切れ長の目の奥には、アイシャによく似た色のアイスブルーの光。
だが、その奥にゆらめくものは全く正反対といっていい。
アイシャの瞳が生命の海の色だとすれば男の瞳は絶対零度の氷の色だった。
「ふざけんじゃねぇよ。
急に横から割り込みやがって……。」
「譲って貰おう。
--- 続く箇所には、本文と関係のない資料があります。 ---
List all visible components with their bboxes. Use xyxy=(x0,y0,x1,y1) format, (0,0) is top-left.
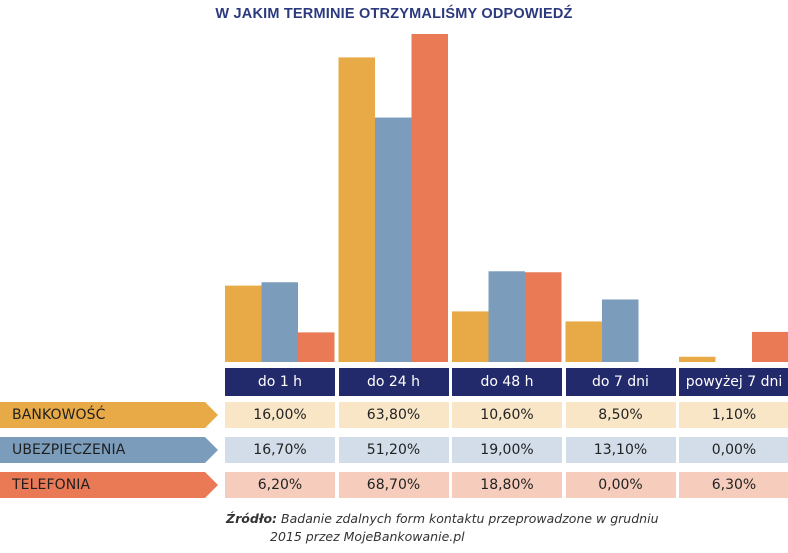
series-label-3: TELEFONIA xyxy=(12,477,91,493)
series-arrow-1 xyxy=(0,402,218,428)
series-arrow-2 xyxy=(0,437,218,463)
source-note: Źródło: Badanie zdalnych form kontaktu p… xyxy=(226,510,746,546)
value-cell-2-3: 19,00% xyxy=(452,437,562,463)
value-cell-2-5: 0,00% xyxy=(679,437,788,463)
value-cell-2-4: 13,10% xyxy=(565,437,676,463)
category-header-row: do 1 h do 24 h do 48 h do 7 dni powyżej 7 dn… xyxy=(0,368,788,396)
series-label-1: BANKOWOŚĆ xyxy=(12,407,106,423)
category-header-2: do 24 h xyxy=(338,368,449,396)
bar-chart xyxy=(225,34,788,363)
value-cell-3-2: 68,70% xyxy=(338,472,449,498)
source-text-line1: Badanie zdalnych form kontaktu przeprowa… xyxy=(281,511,659,526)
bar-2-4 xyxy=(602,299,639,362)
bar-1-2 xyxy=(338,57,375,362)
chart-title: W JAKIM TERMINIE OTRZYMALIŚMY ODPOWIEDŹ xyxy=(215,6,573,22)
bar-1-3 xyxy=(452,311,489,362)
bar-3-3 xyxy=(525,272,562,362)
value-cell-1-3: 10,60% xyxy=(452,402,562,428)
category-header-1: do 1 h xyxy=(225,368,335,396)
series-arrow-shape-2 xyxy=(0,437,218,463)
category-header-3: do 48 h xyxy=(452,368,562,396)
bar-3-1 xyxy=(298,332,335,362)
bar-2-1 xyxy=(261,282,298,362)
series-row-3: TELEFONIA 6,20% 68,70% 18,80% 0,00% 6,30% xyxy=(0,472,788,498)
category-header-5: powyżej 7 dni xyxy=(679,368,788,396)
value-cell-1-5: 1,10% xyxy=(679,402,788,428)
value-cell-2-1: 16,70% xyxy=(225,437,335,463)
value-cell-3-4: 0,00% xyxy=(565,472,676,498)
source-label: Źródło: xyxy=(226,511,278,526)
value-cell-2-2: 51,20% xyxy=(338,437,449,463)
value-cell-1-2: 63,80% xyxy=(338,402,449,428)
source-text-line2: 2015 przez MojeBankowanie.pl xyxy=(270,529,465,544)
series-row-1: BANKOWOŚĆ 16,00% 63,80% 10,60% 8,50% 1,10% xyxy=(0,402,788,428)
bar-2-2 xyxy=(375,117,412,363)
series-arrow-shape-3 xyxy=(0,472,218,498)
series-arrow-3 xyxy=(0,472,218,498)
value-cell-1-4: 8,50% xyxy=(565,402,676,428)
bar-1-4 xyxy=(565,321,602,362)
bar-2-3 xyxy=(488,271,525,362)
category-header-4: do 7 dni xyxy=(565,368,676,396)
value-cell-3-3: 18,80% xyxy=(452,472,562,498)
value-cell-1-1: 16,00% xyxy=(225,402,335,428)
bar-1-1 xyxy=(225,285,262,362)
bar-3-5 xyxy=(752,331,788,362)
series-arrow-shape-1 xyxy=(0,402,218,428)
bar-3-2 xyxy=(411,34,448,362)
bar-1-5 xyxy=(679,356,716,362)
value-cell-3-5: 6,30% xyxy=(679,472,788,498)
series-row-2: UBEZPIECZENIA 16,70% 51,20% 19,00% 13,10% 0,0… xyxy=(0,437,788,463)
value-cell-3-1: 6,20% xyxy=(225,472,335,498)
series-label-2: UBEZPIECZENIA xyxy=(12,442,126,458)
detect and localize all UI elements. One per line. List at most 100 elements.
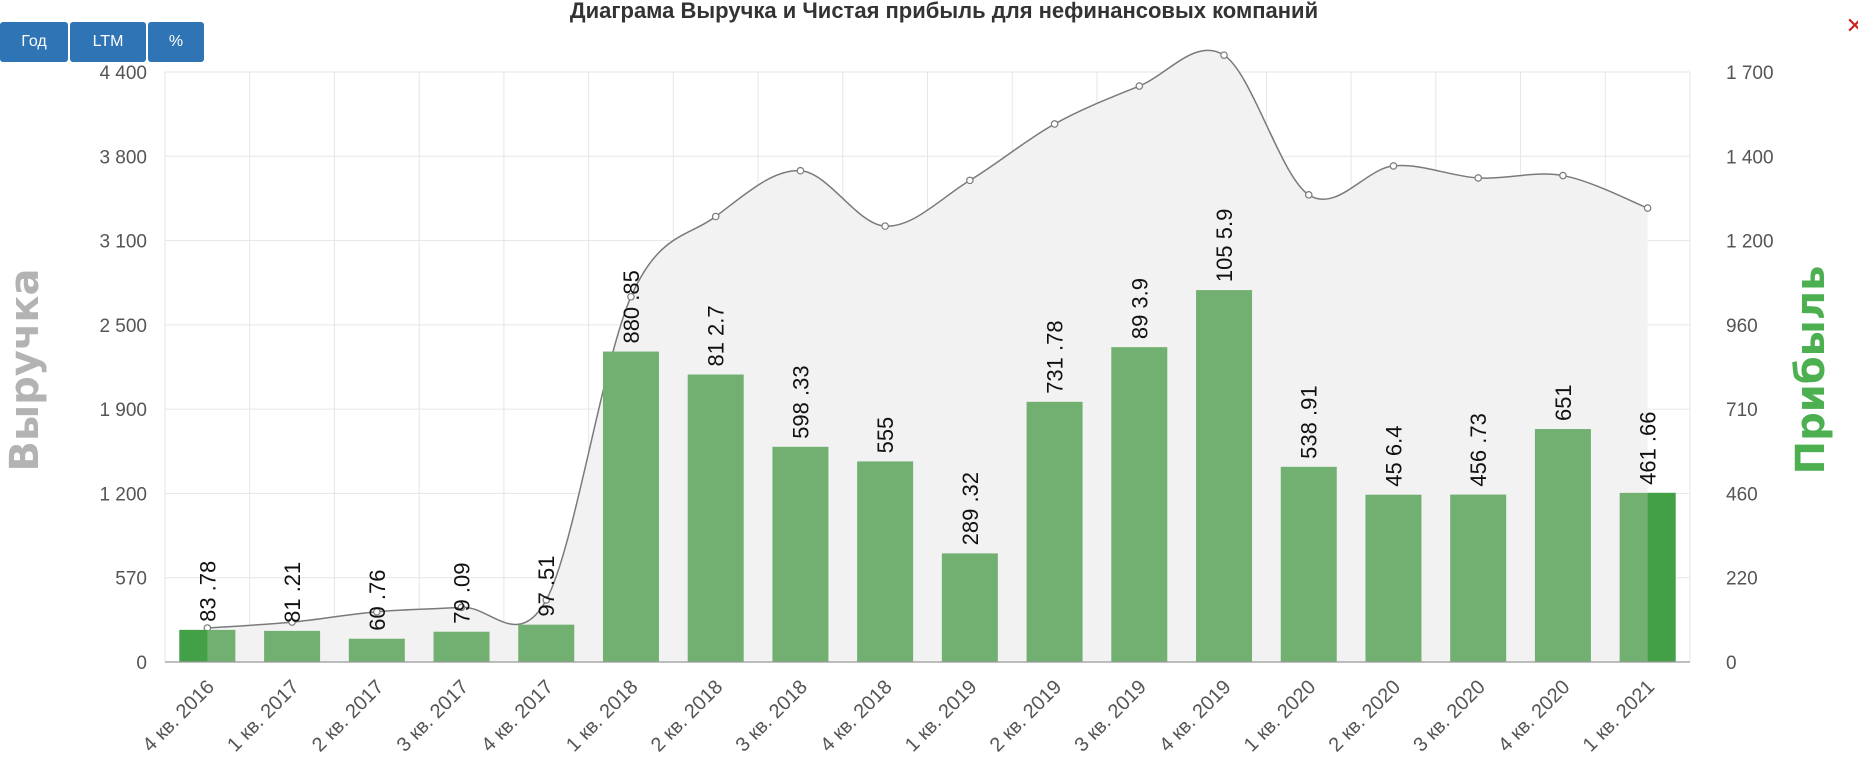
profit-bar-label: 79 .09 — [450, 563, 475, 624]
x-tick-label: 2 кв. 2020 — [1325, 676, 1405, 756]
profit-bar — [1196, 290, 1253, 662]
right-tick-label: 1 200 — [1726, 232, 1774, 253]
right-tick-label: 1 700 — [1726, 63, 1774, 84]
profit-bar-highlight — [179, 629, 208, 662]
revenue-point — [1135, 82, 1144, 90]
x-tick-label: 1 кв. 2018 — [562, 676, 642, 756]
revenue-point — [1474, 174, 1482, 182]
profit-bar-labels: 83 .78 81 .21 60 .76 79 .09 97 .51 880 .85 81 … — [195, 209, 1660, 631]
left-tick-label: 3 100 — [99, 232, 147, 253]
x-tick-label: 4 кв. 2018 — [816, 676, 896, 756]
profit-bar — [941, 553, 998, 662]
profit-bar — [772, 446, 829, 662]
profit-bar-label: 461 .66 — [1636, 411, 1661, 484]
x-tick-label: 4 кв. 2016 — [139, 676, 219, 756]
profit-bar-label: 83 .78 — [195, 561, 220, 622]
right-tick-label: 1 400 — [1726, 147, 1774, 168]
x-tick-label: 1 кв. 2019 — [901, 676, 981, 756]
left-tick-label: 3 800 — [99, 147, 147, 168]
right-tick-label: 0 — [1726, 653, 1737, 674]
left-tick-label: 2 500 — [99, 316, 147, 337]
profit-bar-label: 538 .91 — [1297, 385, 1322, 458]
left-tick-label: 570 — [115, 569, 147, 590]
revenue-point — [796, 166, 805, 175]
x-axis-ticks: 4 кв. 2016 1 кв. 2017 2 кв. 2017 3 кв. 2017… — [139, 676, 1660, 756]
revenue-point — [711, 212, 720, 221]
revenue-point — [1559, 171, 1567, 180]
revenue-point — [1304, 191, 1313, 199]
right-axis-ticks: 0 220 460 710 960 1 200 1 400 1 700 — [1726, 63, 1774, 674]
revenue-point — [1050, 120, 1059, 128]
x-tick-label: 4 кв. 2017 — [477, 676, 557, 756]
profit-bar-label: 81 2.7 — [704, 305, 729, 366]
right-axis-label: Прибыль — [1788, 266, 1834, 475]
profit-bar-label: 60 .76 — [365, 570, 390, 631]
left-tick-label: 1 200 — [99, 484, 147, 505]
x-tick-label: 3 кв. 2020 — [1409, 676, 1489, 756]
profit-bar-label: 97 .51 — [534, 555, 559, 616]
year-button[interactable]: Год — [0, 22, 68, 62]
revenue-point — [542, 596, 551, 604]
x-tick-label: 2 кв. 2019 — [986, 676, 1066, 756]
revenue-point — [288, 618, 296, 626]
profit-bar-label: 598 .33 — [788, 365, 813, 438]
right-tick-label: 220 — [1726, 569, 1758, 590]
profit-bar — [348, 638, 405, 662]
profit-bar-label: 105 5.9 — [1212, 209, 1237, 282]
left-axis-label: Выручка — [2, 269, 48, 472]
profit-bar — [857, 461, 914, 662]
x-tick-label: 4 кв. 2019 — [1155, 676, 1235, 756]
revenue-line — [207, 49, 1648, 629]
profit-bar — [687, 374, 744, 662]
profit-bar-label: 89 3.9 — [1127, 278, 1152, 339]
x-tick-label: 3 кв. 2018 — [732, 676, 812, 756]
x-tick-label: 2 кв. 2017 — [308, 676, 388, 756]
ltm-button[interactable]: LTM — [70, 22, 146, 62]
profit-bar — [1280, 466, 1337, 662]
revenue-point — [1389, 162, 1398, 170]
right-tick-label: 710 — [1726, 400, 1758, 421]
revenue-point — [457, 603, 466, 612]
right-tick-label: 960 — [1726, 316, 1758, 337]
profit-bar — [602, 351, 659, 662]
profit-bar-label: 45 6.4 — [1381, 426, 1406, 487]
left-tick-label: 1 900 — [99, 400, 147, 421]
right-tick-label: 460 — [1726, 484, 1758, 505]
x-tick-label: 3 кв. 2017 — [393, 676, 473, 756]
profit-bar — [1111, 347, 1168, 662]
revenue-point — [373, 607, 381, 616]
profit-bar-label: 731 .78 — [1043, 320, 1068, 393]
left-tick-label: 0 — [136, 653, 147, 674]
profit-bar-label: 81 .21 — [280, 562, 305, 623]
revenue-point — [1220, 51, 1228, 59]
period-toolbar: Год LTM % — [0, 22, 204, 62]
revenue-point — [966, 176, 974, 185]
profit-bar-label: 651 — [1551, 384, 1576, 421]
revenue-point — [1643, 204, 1652, 212]
left-tick-label: 4 400 — [99, 63, 147, 84]
x-tick-label: 1 кв. 2021 — [1579, 676, 1659, 756]
percent-button[interactable]: % — [148, 22, 204, 62]
profit-bar — [1534, 429, 1591, 662]
revenue-point — [627, 292, 635, 301]
profit-bar-label: 880 .85 — [619, 270, 644, 343]
profit-bar-label: 456 .73 — [1466, 413, 1491, 486]
profit-bar — [264, 630, 321, 662]
profit-bar — [518, 624, 575, 662]
profit-bar — [1365, 494, 1422, 662]
profit-bar-label: 289 .32 — [958, 472, 983, 545]
profit-bar — [1450, 494, 1507, 662]
x-tick-label: 1 кв. 2020 — [1240, 676, 1320, 756]
left-axis-ticks: 0 570 1 200 1 900 2 500 3 100 3 800 4 400 — [99, 63, 147, 674]
revenue-point — [881, 222, 889, 230]
profit-bar — [1026, 401, 1083, 662]
profit-bars — [179, 290, 1676, 662]
profit-bar-highlight — [1647, 492, 1676, 662]
profit-bar — [433, 631, 490, 662]
profit-bar-label: 555 — [873, 417, 898, 454]
x-tick-label: 4 кв. 2020 — [1494, 676, 1574, 756]
x-tick-label: 2 кв. 2018 — [647, 676, 727, 756]
x-tick-label: 3 кв. 2019 — [1070, 676, 1150, 756]
close-icon[interactable]: ✕ — [1845, 14, 1858, 39]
」
髭男が発した非難の言葉など意に介していない様子で、氷の瞳を持つ男は先刻と全
く同じ台詞を同じ調子で繰り返す。
そして髭男の手を小鳥の羽を払いのけるような軽い仕草で排除した。
だが、払いのけられた方は強力なハンマーで殴られでもしたかのように床に叩きつけられた。
この男の細い腕のどこにそんな膂力があるのだろう。
わたしはまじまじと黒衣の男の顔を見上げた。
長い銀色の髪に縁取られた、端正な顔立ち。
だが、そこには生気というものがすっぽりと抜け落ちていた。
「ちょっとあんた。 喧嘩ならよそでやっとくれ。」
おかみさんが奥のカウンターから身を乗り出して、厳しい調子で咎める。
黒衣の男は黙って懐から小袋を取り出すと、彼女の方に放った。
おかみさんはそれを受け取り、中身を確かめるとこれ以上は無理というくらいに目を見開いた。
「貰うぞ。」
「ええ、ええ、どうぞどうぞ。」
短く言った男の言葉に、おかみさんはあからさまな追従笑いを浮かべた。
わたしは特に逆らうことなく、黒衣の男に従って二階へと上がる。
別に、彼が死の使いだとしても構わなかった。
アイシャのいない世界で生きている意味など無いのだから。
部屋へ入るとわたしは手早く服を脱いで薄着になり、ベッドサイドへ腰掛けた。
安っぽいベッドが文句を言うように軋む。
男はコートだけを脱ぎ、ゆっくりとわたしに視線を絡ませた。
冷たい印象は受けるものの、いきなりがっついたりしない上品なタイプのようだ。
彼はわたしの正面に立つと、かがみ込んで片手で髪に触れた。
髪から額、額から頬、頬から首筋へと順に指を滑らせる。
そして彼の指がわたしのおとがいを軽く持ち上げると、お互い自然に目を閉じた。
暗闇の中で、唇に感じられる彼の唇の存在だけが妙に鮮明だ。
当然のようにわたしは両腕を彼の首筋に回し、彼は私の脇から背中へと両腕を回した。
お互いにしっかりと支え合うと、わたしは彼の唇を割って舌を差し入れた。
それに応えて彼の舌が絡みついてくる。
………が。
ここで、わたしにとって信じられない事が起こった。
思考の全てをばらばらにうち砕くような痺れる感覚が身体の芯を貫いたのだ。
娼婦として数え切れない男と寝てきた筈のわたしが、今まで経験したことがない圧倒的な快感。
彼の唇がわたしから離れると、自然と切ない吐息が漏れた。
どうして?!
しかし、その原因を深く考える事は不可能だった。
彼が更にわたしをベッドの上に押し倒し、まとったままの薄ものの上から左胸に唇を這わせたから。
爆発的な感覚が波のように押し寄せてきて、わたしの理性を奪い去ってしまう。
「ん…あ、はぁ……っ。」
耳を打つあえぎ声が他の誰でもない自分のものだと解って、わたしは更に驚愕した。